Prinsbisdom Konstanz
Uit Wikipedia, de vrije encyclopedia
Het prinsbisdom Konstanz was een tot de Zwabische Kreits behorend bisdom binnen het Heilige Roomse Rijk.
Hochstift Konstanz | |||||
---|---|---|---|---|---|
Onderdeel van het Heilige Roomse Rijk | |||||
| |||||
| |||||
Kaart | |||||
Algemene gegevens | |||||
Hoofdstad | Konstanz, na 1526 Meersburg | ||||
Oppervlakte | 400 km² (1802) | ||||
Bevolking | 14 000 (1802) | ||||
Talen | Duits | ||||
Religie(s) | Rooms-katholiek | ||||
Regering | |||||
Regeringsvorm | Prinsbisdom |
In 590 wordt in Konstanz, dat gelegen is op de plaats van het Romeinse castellum Constantia, een bisdom gesticht. Het bisdom is het grootste bisdom van Duitsland en behoort aanvankelijk tot de kerkprovincie Besançon en sinds de achtste eeuw tot de kerkprovincie Mainz.
In 1155 wordt de proosdij Öhringen ingelijfd, maar in 1192 gaat de stad Konstanz verloren, die zich ontwikkelt tot een rijksstad.
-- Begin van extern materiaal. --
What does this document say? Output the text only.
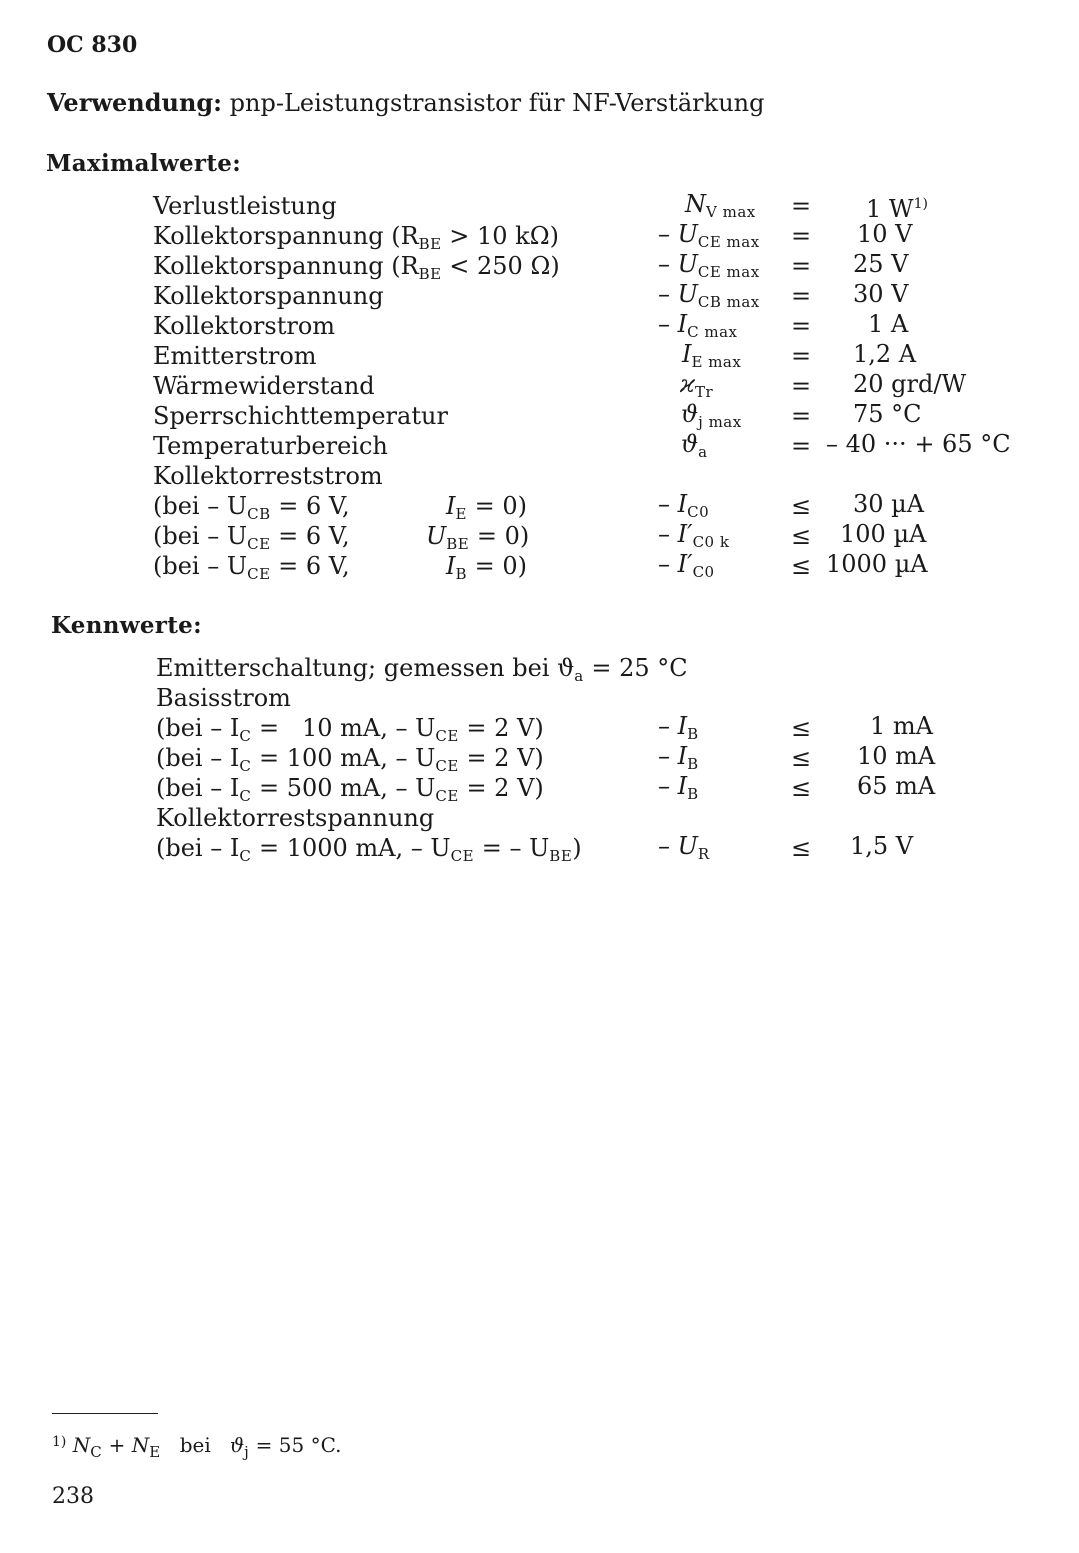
OC 830
Verwendung: pnp-Leistungstransistor für NF-Verstärkung
Maximalwerte:
Verlustleistung	$N_{V max} = 1$ $W^{1)}$
Kollektorspannung ($R_{BE} > 10$ kΩ)	– $U_{CE max} = 10$ V
Kollektorspannung ($R_{BE} < 250$ Ω)	– $U_{CE max} = 25$ V
Kollektorspannung	– $U_{CB max} = 30$ V
Kollektorstrom	– $I_{C max} = 1$ A
Emitterstrom	$I_{E max} = 1,2$ A
Wärmewiderstand	$ϰ_{Tr}$	= 20 grd/W
Sperrschichttemperatur	$ϑ_{j max} = 75$ °C
Temperaturbereich	$ϑ_a$	= – 40 ··· + 65 °C
Kollektorreststrom
($bei - U_{CB} = 6$ V,	$I_E = 0$)	– $I_{C0}$	≤ 30 µA
($bei - U_{CE} = 6$ V,	$U_{BE} = 0$)	– $I'_{C0 k}$	≤ 100 µA
($bei - U_{CE} = 6$ V,	$I_B = 0$)	– $I'_{C0}$	≤ 1000 µA
Kennwerte:
Emitterschaltung; gemessen bei $ϑ_a = 25$ °C
Basisstrom
($bei - I_C = 10$ mA, – $U_{CE} = 2$ V)	– $I_B$	≤ 1 mA
($bei - I_C = 100$ mA, – $U_{CE} = 2$ V)	– $I_B$	≤ 10 mA
($bei - I_C = 500$ mA, – $U_{CE} = 2$ V)	– $I_B$	≤ 65 mA
Kollektorrestspannung
($bei - I_C = 1000$ mA, – $U_{CE}$ = – $U_{BE}$)	– $U_R$	≤ 1,5 V
$^{1)}$ $N_C + N_E$ bei $ϑ_j = 55$ °C.
238
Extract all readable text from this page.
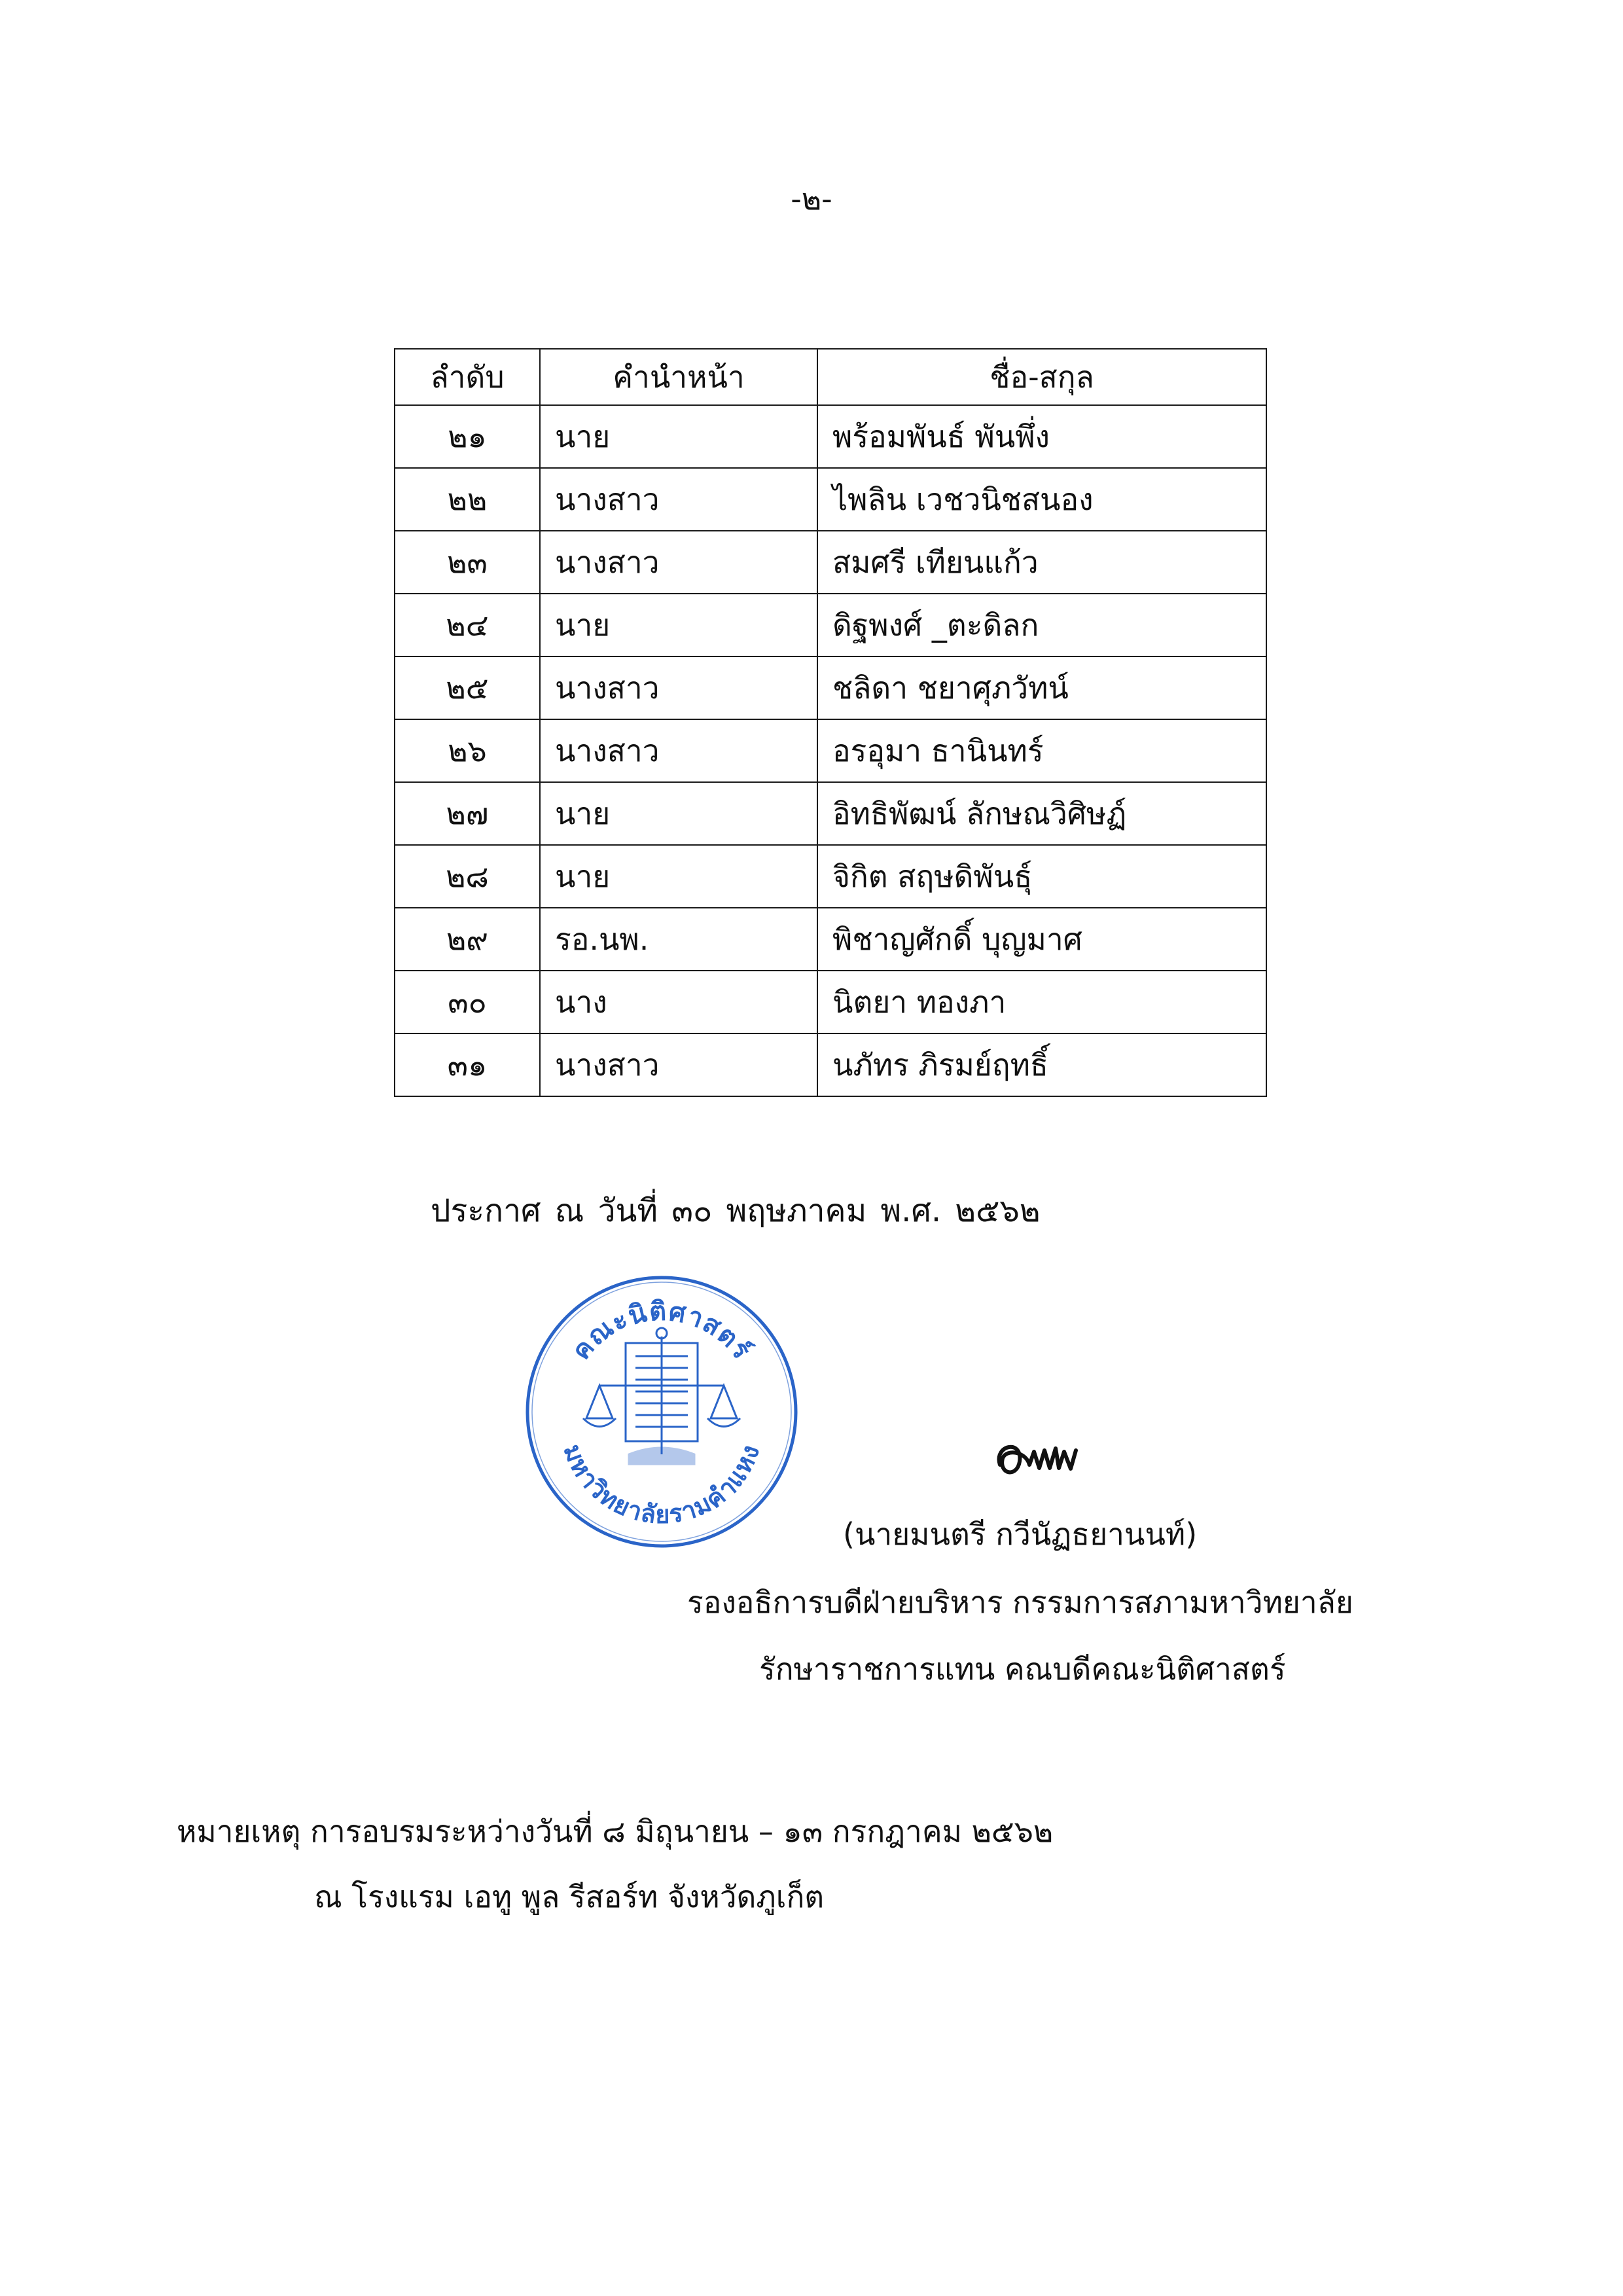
-๒-
ลำดับ	คำนำหน้า	ชื่อ-สกุล
๒๑	นาย	พร้อมพันธ์ พันพึ่ง
๒๒	นางสาว	ไพลิน เวชวนิชสนอง
๒๓	นางสาว	สมศรี เทียนแก้ว
๒๔	นาย	ดิฐพงศ์ _ตะดิลก
๒๕	นางสาว	ชลิดา ชยาศุภวัทน์
๒๖	นางสาว	อรอุมา ธานินทร์
๒๗	นาย	อิทธิพัฒน์ ลักษณวิศิษฏ์
๒๘	นาย	จิกิต สฤษดิพันธุ์
๒๙	รอ.นพ.	พิชาญศักดิ์ บุญมาศ
๓๐	นาง	นิตยา ทองภา
๓๑	นางสาว	นภัทร ภิรมย์ฤทธิ์
ประกาศ ณ วันที่ ๓๐ พฤษภาคม พ.ศ. ๒๕๖๒
คณะนิติศาสตร์
มหาวิทยาลัยรามคำแหง
(นายมนตรี กวีนัฏธยานนท์)
รองอธิการบดีฝ่ายบริหาร กรรมการสภามหาวิทยาลัย
รักษาราชการแทน คณบดีคณะนิติศาสตร์
หมายเหตุ การอบรมระหว่างวันที่ ๘ มิถุนายน – ๑๓ กรกฎาคม ๒๕๖๒
ณ โรงแรม เอทู พูล รีสอร์ท จังหวัดภูเก็ต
Het lukt de bisschop door de tegenwerking van Oostenrijk en Beieren slechts een klein prinsbisdom te vormen, dat aan beide zijden van het Bodenmeer ligt. In 1497 wordt de heerlijkheid Bohlingen verworven van de graven van Sulz.
Als de rijksstad Konstanz in 1526 de reformatie invoert, wordt de bisschoppelijke residentie verlegd naar Meersburg.
In 1534 wordt het klooster Öhningen bij het bisdom ingelijfd en in 1540 de rijksabdij Reichenau. De heerlijkheid Rosenegg met het dorp Rielasingen wordt in 1610 gekocht van de vrijheer van Mörsperg. Van de abdij Sankt Gallen wordt in 1749 de heerlijkheid Homburg gekocht. Homburg valt onder de landshoogheid van het Oostenrijkse landgraafschap Nellenburg.
Paragraaf 5 van de Reichsdeputationshauptschluss van 25 februari 1803 voegt het (prins)bisdom Konstanz bij het keurvorstendom Baden. Een klein deel van het prinsbisdom komt aan de Helvetische Republiek.
Het bisdom (diocees) Konstanz wordt in 1821 opgeheven ten gunste van het nieuwe aartsbisdom Freiburg.